UK creative industries face a clear and present danger from generative AI
6 March 2026 - The UK's creative economy is being undercut by generative AI systems trained on copyrighted work without clear consent or pay. This isn't a problem with the law being outdated. It's a problem of unlicensed use, weak protection for digital likeness, and almost zero transparency from model developers.
The call to action is simple: back a licensing-first AI market, strengthen protections for identity and style, and make transparency a legal requirement. Do that, and the UK can lead responsibly-without sacrificing creators or weakening copyright.
What the committee is saying (in plain terms)
- Copyright isn't the issue. Unlicensed scraping and opacity are.
- Creators lack clear rights over their voice, style, and digital replicas.
- AI firms should license content and disclose training sources.
- The UK can build a fair market for AI training data-and benefit from it.
Key recommendations at a glance
- No new commercial TDM exception with opt-out. Issue a final decision within a year and state clearly now that an opt-out model for training commercial AI is off the table.
- Protect identity, style, and digital replicas. Give creators and performers the legal means to control "in the style of" outputs and voice/likeness clones.
- Make transparency statutory. Require UK AI developers to disclose training sources and consider using public procurement to push international compliance.
- Build a fair licensing market. Support open, global standards for rights reservation, data provenance, and labelling of AI-generated content.
- Prioritise sovereign AI models. Back domestically governed systems that disclose training data and respect copyright from the start.
Why this matters
The creative industries delivered £124 billion in 2023 and are projected to reach £141 billion by 2030. Every uncredited imitation chips away at jobs, bargaining power, and the incentive to create. A licensing-first approach protects incomes and still gives AI developers legal, scalable data access.
What creatives can do now
- State rights clearly: add licensing terms to your website, contracts, and portfolios. Use machine-readable signals for rights reservation where available.
- Adopt provenance tools (e.g., content credentials) so your work carries origin data wherever it travels. See the emerging C2PA standard for content provenance.
- Monitor for "in the style of" outputs and voice clones; document evidence and seek legal advice early.
- Pool leverage via collecting societies or guilds for scalable licensing deals.
- Use AI ethically and transparently in your own workflow. For practical, rights-aware practices, explore AI for Creatives.
What government and public bodies should do next
- Issue a clear public statement ruling out a new commercial TDM exception with an opt-out mechanism.
- Legislate training-data transparency (sources, licensing status, opt-outs honoured), and require it through procurement.
- Introduce protections for identity, style, and digital replicas-covering "in the style of" outputs and voice likeness.

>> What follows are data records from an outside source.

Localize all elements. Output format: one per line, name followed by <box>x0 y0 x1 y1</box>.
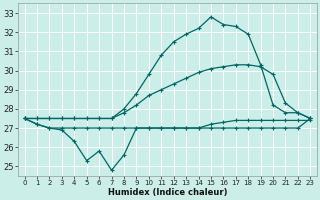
X-axis label: Humidex (Indice chaleur): Humidex (Indice chaleur) <box>108 188 227 197</box>
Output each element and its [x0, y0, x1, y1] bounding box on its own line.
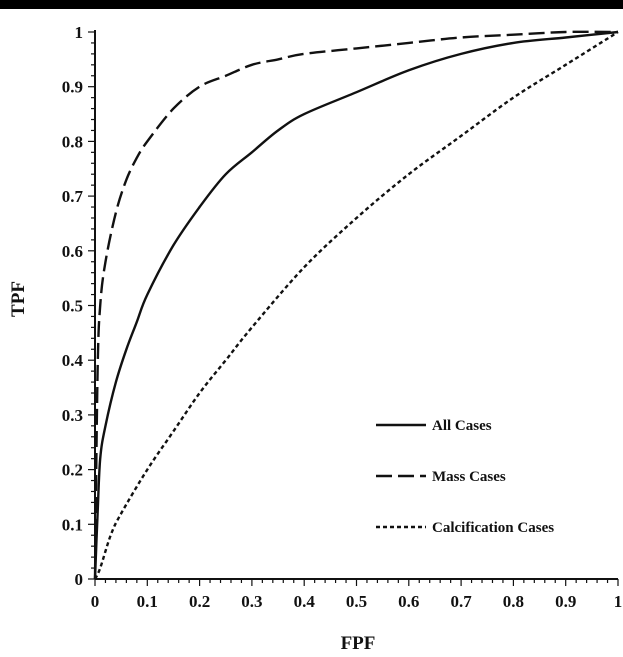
series-line: [93, 30, 619, 580]
x-tick-label: 0.8: [503, 592, 524, 611]
y-tick-label: 0.2: [62, 461, 83, 480]
y-tick-label: 0.4: [62, 351, 84, 370]
y-axis-title: TPF: [8, 281, 29, 317]
legend-label: Mass Cases: [432, 469, 506, 485]
series-line: [93, 30, 619, 580]
y-tick-label: 1: [75, 23, 84, 42]
tick-labels: 0 0.1 0.2 0.3 0.4 0.5 0.6 0.7 0.8 0.9 1 0 0.1 0.2 0.3 0…: [62, 23, 623, 611]
y-tick-label: 0: [75, 570, 84, 589]
x-axis-title: FPF: [341, 633, 376, 654]
x-tick-label: 1: [614, 592, 623, 611]
x-tick-label: 0.1: [137, 592, 158, 611]
x-tick-label: 0.9: [555, 592, 576, 611]
y-tick-label: 0.7: [62, 187, 84, 206]
axes: [88, 30, 619, 586]
y-tick-label: 0.6: [62, 242, 83, 261]
x-tick-label: 0.6: [398, 592, 419, 611]
top-band: [0, 0, 623, 9]
x-tick-label: 0.3: [241, 592, 262, 611]
y-tick-label: 0.9: [62, 78, 83, 97]
x-tick-label: 0: [91, 592, 100, 611]
y-tick-label: 0.3: [62, 406, 83, 425]
x-tick-label: 0.2: [189, 592, 210, 611]
y-tick-label: 0.1: [62, 515, 83, 534]
x-tick-label: 0.7: [450, 592, 472, 611]
series-layer: [93, 30, 619, 580]
x-tick-label: 0.4: [294, 592, 316, 611]
y-tick-label: 0.8: [62, 132, 83, 151]
legend-label: Calcification Cases: [432, 520, 554, 536]
x-tick-label: 0.5: [346, 592, 367, 611]
legend-label: All Cases: [432, 418, 492, 434]
series-line: [93, 30, 619, 580]
y-tick-label: 0.5: [62, 297, 83, 316]
legend: All Cases Mass Cases Calcification Cases: [376, 418, 554, 536]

- Fund open technical standards and tools for rights reservation, provenance, and AI-content labelling across the sector.
- Back sovereign UK models and datasets that are licensed, auditable, and compliant by design.
- Engage SMEs and individual creators in market design so licensing isn't captured by only the largest players.
- For structured learning on governance and policy levers, see the AI Learning Path for Policy Makers.
What transparency should actually include
- A list or registry of datasets and sources used for pretraining and fine-tuning.
- The licensing basis for each source and how opt-outs are implemented and enforced.
- Clear labelling of AI-generated outputs and support for content credentials.
- Versioned model cards that explain updates, safety mitigations, and known limitations.
What a fair licensing market needs
- Standard contracts and pricing models for dataset access and model training.
- Collective licensing options for creators and small publishers.
- Affordable access tiers for startups and SMEs to keep innovation broad-based.
- Reliable registries and identifiers to attach rights and provenance to content.
- Fast, low-cost dispute resolution and penalties for non-compliance.
Context for policy
- Text and data mining exceptions exist for non-commercial research, not blanket commercial training. For definitions and scope, see UK guidance on text and data mining exceptions.
- Provenance and labelling standards are maturing; government support can speed adoption across media, advertising, and platforms.
Bottom line
Protect creators. Require transparency. License the data. That's how the UK grows AI responsibly while defending a world-class creative sector.